NOW: My son doesn’t understand that even with a DVR, Netflix streaming, Apple TV, Hulu, etc. I cannot conjure up any show at any time. Which is why, when the new Ultimate Spider-Man cartoon premiered a few weeks ago on a Sunday morning, I made a little thing out of it and let him watch it live, giving him the sense that TV could be an event, with other people in their homes watching with the same sense of anticipation as yourself. But that meant he had to watch the commercials, and I have to say: this practice of FF-ing the F-ing commercials I have been doing – that’s some good parenting! Because every commercial was for a toy that it is scientifically proven that he would want. No wonder my mother was so stone-cold – THEN: I watched commercial after unskippable commercial as a child. Did I get a Snoopy Sno-Cone Machine? NO. Did I get Hungry-Hungry Hippos? NO. Easy-Bake Oven? HELL NO. But I did convince her to get Shake n Bake – once.

THEN: At my elementary school, we watched cartoons in the auditorium instead of playing outside on rainy days. The cartoons we watched were relics from the dawn of the television age. I was telling my Dad this the other day, saying I remember a clown coming out on an ink bottle, for one. “Koko the Clown!” He knew it right away. We also watched Betty Boop. These cartoons weren’t even from my Dad’s generation – they were from the twenties and thirties: HIS father’s generation! They were short films, they weren’t even TV shows! Can you imagine elementary schoolers today sitting in a damp, dark auditorium, watching Howdy Doody, or Roy Rogers? Or watching cartoons at school at all? Or knowing what an inkwell is? What do they do with kids on rainy days now anyway? I guess I’ll find out soon enough.

It seems things – media, technology – are so much more ephemeral now.
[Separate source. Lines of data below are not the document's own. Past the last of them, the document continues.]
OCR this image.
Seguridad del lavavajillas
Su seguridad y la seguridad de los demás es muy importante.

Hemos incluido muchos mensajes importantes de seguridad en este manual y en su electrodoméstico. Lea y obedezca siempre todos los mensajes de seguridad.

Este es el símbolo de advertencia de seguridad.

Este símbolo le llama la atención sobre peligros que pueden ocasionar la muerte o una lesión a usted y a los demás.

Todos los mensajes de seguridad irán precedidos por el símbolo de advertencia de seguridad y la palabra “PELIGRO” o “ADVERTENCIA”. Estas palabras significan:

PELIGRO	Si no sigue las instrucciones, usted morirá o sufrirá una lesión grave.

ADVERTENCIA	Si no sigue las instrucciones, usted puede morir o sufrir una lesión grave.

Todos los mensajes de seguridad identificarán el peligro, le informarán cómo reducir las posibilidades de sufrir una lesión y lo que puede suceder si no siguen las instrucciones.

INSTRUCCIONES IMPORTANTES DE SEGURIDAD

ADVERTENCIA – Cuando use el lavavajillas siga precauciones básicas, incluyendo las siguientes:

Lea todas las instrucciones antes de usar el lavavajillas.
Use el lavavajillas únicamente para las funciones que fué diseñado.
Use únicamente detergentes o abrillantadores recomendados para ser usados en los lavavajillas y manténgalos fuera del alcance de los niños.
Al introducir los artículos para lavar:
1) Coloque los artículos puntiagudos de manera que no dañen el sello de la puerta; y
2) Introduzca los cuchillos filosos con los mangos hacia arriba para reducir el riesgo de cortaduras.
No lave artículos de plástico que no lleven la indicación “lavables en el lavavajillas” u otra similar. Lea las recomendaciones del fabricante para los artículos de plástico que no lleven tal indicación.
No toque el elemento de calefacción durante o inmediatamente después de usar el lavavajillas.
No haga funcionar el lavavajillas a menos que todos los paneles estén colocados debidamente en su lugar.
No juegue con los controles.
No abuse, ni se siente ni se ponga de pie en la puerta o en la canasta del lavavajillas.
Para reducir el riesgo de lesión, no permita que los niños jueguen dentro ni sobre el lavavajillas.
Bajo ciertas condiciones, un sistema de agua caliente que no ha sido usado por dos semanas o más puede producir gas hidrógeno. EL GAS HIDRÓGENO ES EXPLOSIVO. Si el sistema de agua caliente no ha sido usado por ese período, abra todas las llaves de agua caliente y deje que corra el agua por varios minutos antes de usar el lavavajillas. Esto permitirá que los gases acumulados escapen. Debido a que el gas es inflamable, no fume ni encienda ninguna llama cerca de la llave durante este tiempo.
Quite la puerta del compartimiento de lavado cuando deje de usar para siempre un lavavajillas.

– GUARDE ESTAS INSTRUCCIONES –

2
The connection to a generation before, even with the wealth of information available to us online, seems much more tenuous. THEN: I used cassette tapes to listen to and record music for pretty much all of my childhood and teenage years. I still knew how to operate a record player, and even owned one. NOW: when my older son wants to listen to music (he loves the Beatles, so there’s proof that some things can last. The little one? Ted Nugent. 4eva.), he asks me to turn on the MUSIC XBOX. I have no further comment.

Anyone have any TV memories from childhood they’d like to share? HEAVEN FORBID a few of my dear friends and relations comment on this blog!